The venture-backed firm is already working with jet engine maker Rolls-Royce, in a project that it is hoped will see the fiber-optic sensors used in engine health management (EHM) applications – with the potential for retro-fitting.
“High temperatures are where Oxsensis' unique optical sensor concepts flourish,” reported the company earlier this year. “At the heart of the sensor is a minute sapphire disc that has [been] micro-engineered to code pressure, temperature and vibration information.”
‘Supersized’ IR sensor
Also at Le Bourget, infrared sensor maker Sofradir will show off its latest technology, which should soon include a “supersized” detector combining a 15 µm pitch with a 2048 x 2048 pixel array.
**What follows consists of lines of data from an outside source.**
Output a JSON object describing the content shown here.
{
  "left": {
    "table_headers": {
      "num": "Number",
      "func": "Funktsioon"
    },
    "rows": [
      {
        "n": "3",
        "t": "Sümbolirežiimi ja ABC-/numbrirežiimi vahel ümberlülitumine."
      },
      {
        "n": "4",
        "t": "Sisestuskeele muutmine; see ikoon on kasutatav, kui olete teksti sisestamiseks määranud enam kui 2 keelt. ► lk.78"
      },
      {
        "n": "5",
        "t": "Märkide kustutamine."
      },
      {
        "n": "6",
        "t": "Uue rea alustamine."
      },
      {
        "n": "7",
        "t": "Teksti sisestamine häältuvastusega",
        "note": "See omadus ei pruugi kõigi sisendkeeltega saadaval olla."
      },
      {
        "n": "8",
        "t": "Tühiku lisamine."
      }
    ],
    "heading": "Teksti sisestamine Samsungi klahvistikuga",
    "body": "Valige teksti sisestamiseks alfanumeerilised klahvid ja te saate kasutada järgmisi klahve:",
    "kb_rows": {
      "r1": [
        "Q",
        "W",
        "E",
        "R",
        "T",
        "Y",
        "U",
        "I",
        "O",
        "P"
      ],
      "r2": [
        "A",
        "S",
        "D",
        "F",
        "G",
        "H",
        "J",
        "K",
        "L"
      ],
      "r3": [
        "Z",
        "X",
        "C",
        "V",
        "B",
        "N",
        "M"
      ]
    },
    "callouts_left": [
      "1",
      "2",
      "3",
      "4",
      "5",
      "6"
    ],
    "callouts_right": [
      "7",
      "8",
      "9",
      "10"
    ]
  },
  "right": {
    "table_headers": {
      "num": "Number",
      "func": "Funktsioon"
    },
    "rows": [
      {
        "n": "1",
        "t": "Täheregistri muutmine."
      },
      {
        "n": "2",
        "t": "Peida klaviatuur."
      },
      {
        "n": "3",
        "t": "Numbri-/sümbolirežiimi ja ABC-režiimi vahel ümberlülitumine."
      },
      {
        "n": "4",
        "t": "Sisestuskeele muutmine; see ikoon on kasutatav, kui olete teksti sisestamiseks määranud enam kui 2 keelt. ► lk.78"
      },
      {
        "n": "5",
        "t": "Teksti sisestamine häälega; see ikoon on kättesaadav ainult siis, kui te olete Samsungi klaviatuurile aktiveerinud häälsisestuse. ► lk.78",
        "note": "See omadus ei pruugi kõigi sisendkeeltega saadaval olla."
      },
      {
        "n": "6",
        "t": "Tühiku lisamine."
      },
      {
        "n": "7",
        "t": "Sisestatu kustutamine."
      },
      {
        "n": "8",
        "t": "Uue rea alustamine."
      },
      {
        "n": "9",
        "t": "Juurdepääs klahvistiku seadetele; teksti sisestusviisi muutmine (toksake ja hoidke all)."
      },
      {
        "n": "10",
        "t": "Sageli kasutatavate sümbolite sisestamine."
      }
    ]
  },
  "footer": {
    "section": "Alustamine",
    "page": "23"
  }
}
The “ALFA 2Kx2K” (short for astronomy large focal array) device is designed with extremely large telescopes and astrophysics applications in mind, and will offer high-level performance in terms of quantum efficiency, noise, and dark current.
The Sofradir team is collaborating with CEA-Leti and CEA-RFU scientists on the sensor development, and expects to deliver a low-noise prototype in early 2019.
Philippe Chorier, space activities manager at the company, said: “We believe ALFA 2Kx2K will enable OEMs to build new instruments, opening up new opportunities for us in astronomy and other sciences, where every single infrared application needs very low flux and low noise compatibility.”
The near-IR sensor will be based on mercury cadmium telluride (MCT), the compound semiconductor material used widely in high-performance space applications, including the “Sentinel” satellites that make up the European Space Agency’s Copernicus Earth observation mission.